Further, Bloomberg and the college-pushers never want to talk about the millions of workers in America who are doing low-skill but necessary jobs while living what most other advanced countries would call an unacceptably squalid lifestyle. We need salesclerks and bricklayers and truck drivers and nurses aides and landscapers and food service workers and farmhands and all sorts of other workers. Yet these people are living paycheck-to-paycheck, with no health or dental care, little time or money for recreation, and no chance for a dignified retirement.
It's an immoral situation - and it has nothing to do with our education system. We can't continue to exploit the hard labor of millions of our fellow Americans, and then declaim that the problem is they aren't "college or career ready," when we need these people to do these jobs.
"College or career ready" is a favorite expression of Common Core guru and potty mouth David Coleman. I have to wonder: who cuts his lawn? Who pumps his gas? Who washes his dishes when he goes out to eat? Who picks his lettuce? Who will empty his bedpan when he's in a hospice bed taking his final breaths? Will Coleman's proselytizing of the Common Core gospel do anything to help the workers he relies on every day?
Those people are our fellow Americans, and they are doing necessary work. Yet no one in our little education passion plays these days ever acknowledges that this country wouldn't survive without them. And no one wants to admit that focusing on education "reform" won't do a damn thing to stop their exploitation.
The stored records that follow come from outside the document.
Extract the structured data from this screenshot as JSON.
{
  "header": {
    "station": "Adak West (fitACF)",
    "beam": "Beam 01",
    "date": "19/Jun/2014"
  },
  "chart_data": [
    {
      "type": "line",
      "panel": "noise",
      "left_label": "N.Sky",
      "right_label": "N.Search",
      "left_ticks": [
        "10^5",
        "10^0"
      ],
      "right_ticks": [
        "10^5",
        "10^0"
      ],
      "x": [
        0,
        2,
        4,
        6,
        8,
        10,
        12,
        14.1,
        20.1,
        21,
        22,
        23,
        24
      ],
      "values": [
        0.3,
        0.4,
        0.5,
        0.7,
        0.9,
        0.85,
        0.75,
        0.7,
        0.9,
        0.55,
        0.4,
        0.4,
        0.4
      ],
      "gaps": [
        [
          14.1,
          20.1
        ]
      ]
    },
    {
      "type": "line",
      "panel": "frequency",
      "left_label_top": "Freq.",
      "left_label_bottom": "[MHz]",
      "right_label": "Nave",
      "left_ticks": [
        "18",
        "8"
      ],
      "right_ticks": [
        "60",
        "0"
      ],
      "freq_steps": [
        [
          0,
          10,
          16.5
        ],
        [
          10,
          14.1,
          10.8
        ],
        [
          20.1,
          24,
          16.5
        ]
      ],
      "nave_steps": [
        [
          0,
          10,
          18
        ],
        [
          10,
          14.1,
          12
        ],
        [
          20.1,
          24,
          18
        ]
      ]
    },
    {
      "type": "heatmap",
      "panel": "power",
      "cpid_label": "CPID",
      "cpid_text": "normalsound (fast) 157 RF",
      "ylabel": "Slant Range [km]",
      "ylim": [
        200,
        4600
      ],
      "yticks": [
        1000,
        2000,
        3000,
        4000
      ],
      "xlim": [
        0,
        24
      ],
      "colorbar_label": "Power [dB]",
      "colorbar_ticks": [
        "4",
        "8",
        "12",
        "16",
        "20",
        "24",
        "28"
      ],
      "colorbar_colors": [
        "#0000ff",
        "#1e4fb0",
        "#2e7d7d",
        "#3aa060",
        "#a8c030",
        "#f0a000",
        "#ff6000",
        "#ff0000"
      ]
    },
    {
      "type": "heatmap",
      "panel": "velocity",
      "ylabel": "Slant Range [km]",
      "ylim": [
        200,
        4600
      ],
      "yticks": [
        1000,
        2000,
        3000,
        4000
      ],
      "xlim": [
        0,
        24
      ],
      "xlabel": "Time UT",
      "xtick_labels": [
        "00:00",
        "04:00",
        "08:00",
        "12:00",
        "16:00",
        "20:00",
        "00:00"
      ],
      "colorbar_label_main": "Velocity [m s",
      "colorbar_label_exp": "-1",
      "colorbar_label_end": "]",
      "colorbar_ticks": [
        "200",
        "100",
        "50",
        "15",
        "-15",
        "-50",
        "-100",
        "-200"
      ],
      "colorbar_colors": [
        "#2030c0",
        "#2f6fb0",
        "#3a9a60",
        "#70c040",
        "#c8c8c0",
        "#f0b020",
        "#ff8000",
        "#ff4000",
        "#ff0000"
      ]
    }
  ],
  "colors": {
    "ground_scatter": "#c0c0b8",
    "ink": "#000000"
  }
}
I'm all for changing the system to a real meritocracy, where everyone gets access to high-quality education at the earliest age, and access to college is available cheaply to all who have the talent and the desire. I think it's fundamentally unfair that Bill Gates's and Mike Bloomberg's kids get to go to schools with small class sizes and lots of extra-curriculars, setting them up for elite college admission, while the working poor continue to send their children to testing factories disguised as schools that set them up to remain in the proletariat.
But arguing about whether college is the path to the middle class or not is a distraction. The real issue is that work of all types - professional, skilled, and unskilled - is being devalued because Gates and Bloomberg and their ilk have set up a system where the vast money of the money flows to them. Charter school expansion and the Common Core won't change that.
Making people like Bloomberg and Gates finally start paying their fair share in taxes and breaking up the monopolies in the media, however, just might.
Instead of going to college, I should have been a cowboy!